Im Streben, sich technisch immer weiterzuentwickeln, stellen Firmen manchmal quasi im Vorbeigehen neue Rekorde auf. So scheint es auch bei Yasa gewesen zu sein. Die britische Firma, eine hundertprozentige Tochter der Mercedes-Benz AG, entwickelt derzeit einen neuen Motor für Elektroautos. Die E-Maschine befindet sich noch im Status eines Prototyps, hat aber laut Firmengründer und Technikchef Tim Woolmer einen neuen Weltrekord in Sachen Leistungsdichte aufgestellt.
13,1-kg-Motor leistet 550 kW
Wie Woolmer in einem Post beim sozialen Netzwerk Linked-in schreibt, habe Yasa "letzte Woche inoffiziell (und ein wenig versehentlich!) die höchste Leistungsdichte erreicht, die jemals für einen Elektromotor in seiner Klasse erfasst wurde". Dem Yasa-CTO zufolge leistet der Motor 550 kW (748 PS) und wiegt dabei nur 13,1 Kilogramm.
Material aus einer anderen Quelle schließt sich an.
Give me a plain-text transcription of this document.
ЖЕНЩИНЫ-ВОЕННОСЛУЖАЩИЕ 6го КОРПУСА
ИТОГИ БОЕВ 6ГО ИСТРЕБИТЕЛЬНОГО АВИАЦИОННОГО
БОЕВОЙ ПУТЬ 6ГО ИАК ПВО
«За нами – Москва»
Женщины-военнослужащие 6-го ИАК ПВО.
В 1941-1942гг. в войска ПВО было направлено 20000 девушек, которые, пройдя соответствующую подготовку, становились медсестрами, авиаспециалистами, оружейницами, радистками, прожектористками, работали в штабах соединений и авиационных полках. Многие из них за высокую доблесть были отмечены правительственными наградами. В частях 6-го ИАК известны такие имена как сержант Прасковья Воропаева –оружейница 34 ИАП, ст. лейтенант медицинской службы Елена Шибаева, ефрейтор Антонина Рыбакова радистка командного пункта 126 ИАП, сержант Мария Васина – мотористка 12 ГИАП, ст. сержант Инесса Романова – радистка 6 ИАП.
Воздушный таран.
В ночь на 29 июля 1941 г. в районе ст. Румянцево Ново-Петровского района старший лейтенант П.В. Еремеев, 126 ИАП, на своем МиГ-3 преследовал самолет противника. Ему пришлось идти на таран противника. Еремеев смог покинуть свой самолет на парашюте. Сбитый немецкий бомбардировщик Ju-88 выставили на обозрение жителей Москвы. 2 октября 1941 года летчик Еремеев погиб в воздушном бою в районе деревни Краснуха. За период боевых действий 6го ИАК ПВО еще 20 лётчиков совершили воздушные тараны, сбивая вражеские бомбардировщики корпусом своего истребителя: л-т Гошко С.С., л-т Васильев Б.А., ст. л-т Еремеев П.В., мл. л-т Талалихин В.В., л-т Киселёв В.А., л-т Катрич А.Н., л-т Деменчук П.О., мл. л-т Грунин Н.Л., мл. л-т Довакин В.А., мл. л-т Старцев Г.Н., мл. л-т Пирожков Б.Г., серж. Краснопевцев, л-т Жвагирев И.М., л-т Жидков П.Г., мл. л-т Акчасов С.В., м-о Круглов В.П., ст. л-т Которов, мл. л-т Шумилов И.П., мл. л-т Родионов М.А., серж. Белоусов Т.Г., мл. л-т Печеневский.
Das ergibt rechnerisch eine – wie Woolmer es nennt – "Leistungsdichte" von 42 kW (57,1 PS) pro Kilogramm.
Damit übertreffe Yasa die bisherigen Benchmarks in dieser Kategorie deutlich: Einerseits einen Motor des Herstellers Helix (650 kW bei 28 Kilogramm ergibt 23,2 kW/kg), zum anderen das Modell HPM-400 von Equipmake (400 kW bei 30 Kilogramm ergibt 13,3 kW/kg). "Es braucht ein erstaunliches Team, um dies zu ermöglichen", so der Oxford-Absolvent weiter.
Das Besondere an den E-Maschinen von Yasa: Es handelt sich um Axialflussmotoren. Diese permanent erregten Synchronmaschinen (PSM) zeichnen sich durch ihre scheibenförmige Bauform und einige weitere technische Besonderheiten aus. Anders als bei den aktuell in E-Autos gebräuchlichen Radialfluss-PSM sitzt der Stator beim Axialflussmotor nicht wie ein Ring außen und der Rotor coaxial darin. Vielmehr bestehen sie aus mehreren Rotor- und Stator-Scheiben bzw. -Ringen, die nebeneinander im Wechsel auf einer Achse sitzen. Der magnetische Fluss verläuft dabei parallel zur Drehachse – daher die Bezeichnung Axialflussmotor. Bei herkömmlichen Synchronmaschinen verläuft der magnetische Fluss eben radial um die Drehachse.
Kleiner, leichter, teurer
Die spezielle Bauart bietet mehrere Vorteile: Axialflussmotoren sind deutlich kleiner und leichter als ihre konventionellen PSM-Pendants und bieten – wie von YASA nun vorexerziert – eine deutlich bessere Leistungsdichte. Gleichzeitig lassen sie sich leichter kühlen, denn die Teile, die am heißesten werden können (die stromdurchflossenen Spulen aus Kupferdraht), sitzen weiter außen und nutzen so eine größere Oberfläche. Andererseits sind Axialflussmotoren noch recht komplex in der Herstellung und damit sehr teuer.
Folgerichtig kommen sie noch nicht für preissensible elektrische Massenautos infrage. Bei einem entsprechend bepreisten Elektro-Edelmodell wie dem künftigen stromernden AMG GT 4-Türer, dessen Vorbote der jüngst von uns ausprobierte Concept GT XX ist, sind sie dagegen an Bord. Für seine neue Sportlimousine peilt Mercedes-AMG eine Leistung von 1.000 kW (1.360 PS) an, die aus drei Yasa-Motoren kommen. Übrigens: Lamborghini verwendet für den Elektro-Part seiner neuen Hybrid-Sportler Temerario und Revuelto ebenfalls Axialflussmotoren von Yasa.
Yasa hat noch mehr vor
Besonders stolz ist Woolmer übrigens auf die Tatsache, dass Yasa für seinen Rekordmotor "keine exotischen Materialien" wie Kobalt-Eisen-Lamellen oder Litzendraht verwendet hat. Zudem sei er nicht im 3D-Druck entstanden, was ihn auf eine Massenproduktion skalierbar machen soll – zu "vertretbaren Kosten" bei typischen Sportwagenvolumina von 10.000 bis 50.000 Einheiten. Zudem kündigt Woolmer an, dass seine Firma "noch nicht fertig" sei: "Wir werden diesen Sommer auf den 'großen Prüfstand' gehen." Und wer weiß, vielleicht folgt dann ja ein "echter", von offizieller Seite bestätigter Weltrekord.